Hidden Markov models and alert correlations for the prediction of advanced persistent threats

Cyber security has become a matter of a global interest and several attacks target industrial companies and governmental organisations. The Advanced Persistent Threats (APTs) have emerged as a new and complex version of Multi-Stage Attacks (MSAs), targeting selected companies and organisations. Current APT detection systems focus on raising the detection alerts rather than predicting APTs. Forecasting the APT stages not only reveals the APT life cycle in its early stages but also helps to understand the attacker’s strategies and aims. This work proposes a novel intrusion detection system for APT detection and prediction. This system undergoes two main phases, the first one achieves the attack scenario reconstruction.
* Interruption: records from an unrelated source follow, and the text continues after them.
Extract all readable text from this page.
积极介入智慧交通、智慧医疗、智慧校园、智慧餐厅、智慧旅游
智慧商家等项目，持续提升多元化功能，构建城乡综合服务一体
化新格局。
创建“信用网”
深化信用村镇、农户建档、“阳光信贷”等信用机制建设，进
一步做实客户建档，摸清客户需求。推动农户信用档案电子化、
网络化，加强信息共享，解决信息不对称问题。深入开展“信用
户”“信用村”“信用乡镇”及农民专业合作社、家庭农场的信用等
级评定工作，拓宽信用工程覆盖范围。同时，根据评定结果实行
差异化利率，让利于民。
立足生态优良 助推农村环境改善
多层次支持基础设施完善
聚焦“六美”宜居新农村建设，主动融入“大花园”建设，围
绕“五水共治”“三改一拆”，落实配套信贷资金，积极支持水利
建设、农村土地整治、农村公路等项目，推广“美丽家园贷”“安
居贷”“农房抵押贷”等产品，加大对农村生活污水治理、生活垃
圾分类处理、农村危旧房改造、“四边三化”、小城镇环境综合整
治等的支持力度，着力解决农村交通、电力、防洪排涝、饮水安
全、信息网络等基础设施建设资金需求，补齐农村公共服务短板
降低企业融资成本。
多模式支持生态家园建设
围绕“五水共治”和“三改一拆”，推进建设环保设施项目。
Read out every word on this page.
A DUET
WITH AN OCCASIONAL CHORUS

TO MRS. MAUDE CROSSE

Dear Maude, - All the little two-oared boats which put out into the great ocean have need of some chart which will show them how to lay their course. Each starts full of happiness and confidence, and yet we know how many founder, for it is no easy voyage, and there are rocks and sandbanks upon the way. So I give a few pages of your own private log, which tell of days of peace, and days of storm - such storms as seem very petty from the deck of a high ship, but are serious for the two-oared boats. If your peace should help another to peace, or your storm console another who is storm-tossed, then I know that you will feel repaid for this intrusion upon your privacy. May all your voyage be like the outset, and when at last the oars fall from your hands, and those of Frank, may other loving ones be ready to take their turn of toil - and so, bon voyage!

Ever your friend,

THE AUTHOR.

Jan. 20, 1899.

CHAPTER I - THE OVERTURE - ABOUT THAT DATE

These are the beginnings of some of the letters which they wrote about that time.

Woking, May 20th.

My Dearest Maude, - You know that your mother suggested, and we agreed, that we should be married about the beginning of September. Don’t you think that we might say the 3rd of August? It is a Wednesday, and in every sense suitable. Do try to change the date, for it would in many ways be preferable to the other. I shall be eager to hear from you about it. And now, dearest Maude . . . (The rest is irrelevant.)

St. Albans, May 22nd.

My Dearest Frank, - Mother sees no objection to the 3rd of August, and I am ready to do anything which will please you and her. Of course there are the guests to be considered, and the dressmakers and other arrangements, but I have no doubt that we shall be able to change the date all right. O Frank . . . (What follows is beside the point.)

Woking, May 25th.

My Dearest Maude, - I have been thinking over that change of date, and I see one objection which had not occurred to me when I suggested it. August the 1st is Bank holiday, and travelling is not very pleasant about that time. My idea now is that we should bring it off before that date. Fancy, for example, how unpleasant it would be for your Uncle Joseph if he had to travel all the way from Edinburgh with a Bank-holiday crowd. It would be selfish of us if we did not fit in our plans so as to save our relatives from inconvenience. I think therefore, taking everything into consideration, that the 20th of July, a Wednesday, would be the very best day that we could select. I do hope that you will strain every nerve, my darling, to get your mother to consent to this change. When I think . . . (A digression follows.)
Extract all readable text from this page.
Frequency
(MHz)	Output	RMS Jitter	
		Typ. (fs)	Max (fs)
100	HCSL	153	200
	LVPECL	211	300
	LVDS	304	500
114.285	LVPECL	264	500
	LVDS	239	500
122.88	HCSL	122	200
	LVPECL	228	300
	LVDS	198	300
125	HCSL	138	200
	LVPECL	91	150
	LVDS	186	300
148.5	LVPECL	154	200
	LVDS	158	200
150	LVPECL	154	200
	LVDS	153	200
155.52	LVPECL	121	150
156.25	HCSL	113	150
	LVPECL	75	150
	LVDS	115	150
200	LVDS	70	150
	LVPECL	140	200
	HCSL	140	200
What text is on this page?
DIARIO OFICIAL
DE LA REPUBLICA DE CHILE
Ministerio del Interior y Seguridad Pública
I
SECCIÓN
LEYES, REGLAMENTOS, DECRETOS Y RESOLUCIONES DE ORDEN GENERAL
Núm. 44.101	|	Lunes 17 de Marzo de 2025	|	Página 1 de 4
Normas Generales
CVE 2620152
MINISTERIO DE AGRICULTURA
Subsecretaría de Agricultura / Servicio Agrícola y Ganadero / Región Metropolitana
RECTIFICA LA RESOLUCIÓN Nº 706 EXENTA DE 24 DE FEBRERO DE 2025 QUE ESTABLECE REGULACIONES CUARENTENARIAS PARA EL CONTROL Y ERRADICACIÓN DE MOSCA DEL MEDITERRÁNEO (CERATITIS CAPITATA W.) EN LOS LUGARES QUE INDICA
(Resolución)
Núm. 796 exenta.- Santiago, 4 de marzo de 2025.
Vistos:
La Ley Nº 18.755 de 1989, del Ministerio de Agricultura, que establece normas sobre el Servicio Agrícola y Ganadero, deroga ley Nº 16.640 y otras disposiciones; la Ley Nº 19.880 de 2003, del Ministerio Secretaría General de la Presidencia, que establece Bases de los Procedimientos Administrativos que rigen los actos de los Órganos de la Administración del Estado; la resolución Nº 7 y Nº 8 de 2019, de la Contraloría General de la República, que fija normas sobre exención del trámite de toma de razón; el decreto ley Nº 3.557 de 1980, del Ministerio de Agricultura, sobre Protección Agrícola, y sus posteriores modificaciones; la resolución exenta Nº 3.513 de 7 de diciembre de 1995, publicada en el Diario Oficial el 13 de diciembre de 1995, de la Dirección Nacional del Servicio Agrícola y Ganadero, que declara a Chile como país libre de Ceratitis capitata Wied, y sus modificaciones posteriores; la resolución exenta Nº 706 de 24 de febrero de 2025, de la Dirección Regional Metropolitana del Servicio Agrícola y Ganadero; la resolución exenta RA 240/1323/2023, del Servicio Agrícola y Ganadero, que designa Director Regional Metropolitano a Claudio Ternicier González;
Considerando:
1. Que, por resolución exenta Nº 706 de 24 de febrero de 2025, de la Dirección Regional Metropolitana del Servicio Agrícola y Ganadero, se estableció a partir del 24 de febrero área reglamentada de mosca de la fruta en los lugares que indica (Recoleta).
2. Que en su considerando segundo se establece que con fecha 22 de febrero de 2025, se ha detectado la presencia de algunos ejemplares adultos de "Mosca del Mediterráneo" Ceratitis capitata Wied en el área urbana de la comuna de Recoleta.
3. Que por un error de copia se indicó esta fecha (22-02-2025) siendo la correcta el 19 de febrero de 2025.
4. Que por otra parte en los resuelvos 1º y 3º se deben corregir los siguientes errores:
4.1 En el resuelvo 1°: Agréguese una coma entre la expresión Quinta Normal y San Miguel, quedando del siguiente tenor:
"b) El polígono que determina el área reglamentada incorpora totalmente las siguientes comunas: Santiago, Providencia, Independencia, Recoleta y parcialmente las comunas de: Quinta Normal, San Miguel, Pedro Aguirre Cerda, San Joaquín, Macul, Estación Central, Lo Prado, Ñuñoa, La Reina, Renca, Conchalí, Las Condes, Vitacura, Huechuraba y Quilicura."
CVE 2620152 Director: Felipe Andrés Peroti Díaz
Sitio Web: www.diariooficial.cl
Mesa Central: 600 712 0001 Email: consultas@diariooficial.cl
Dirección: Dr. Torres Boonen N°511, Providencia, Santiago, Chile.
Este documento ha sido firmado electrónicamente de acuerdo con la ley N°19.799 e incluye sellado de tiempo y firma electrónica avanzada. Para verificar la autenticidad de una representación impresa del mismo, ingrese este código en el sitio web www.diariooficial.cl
This phase has a correlation framework to link the elementary alerts that belong to the same APT campaign. The correlation is based on matching the attributes of the elementary alerts which are generated over a configurable time window. The second phase of the proposed system is the attack decoding. This phase utilises the Hidden Markov Model (HMM) to determine the most likely sequence of APT stages for a given sequence of correlated alerts. Moreover, a prediction algorithm is developed to predict the next step of the APT campaign after computing the probability of each APT stage to be the next step of the attacker. The proposed approach estimates the sequence of APT stages with a prediction accuracy of at least 91.80%. Additionally, it predicts the next step of the APT campaign with an accuracy of 66.50%, 92.70% and 100% based on two, three and four correlated alerts, respectively.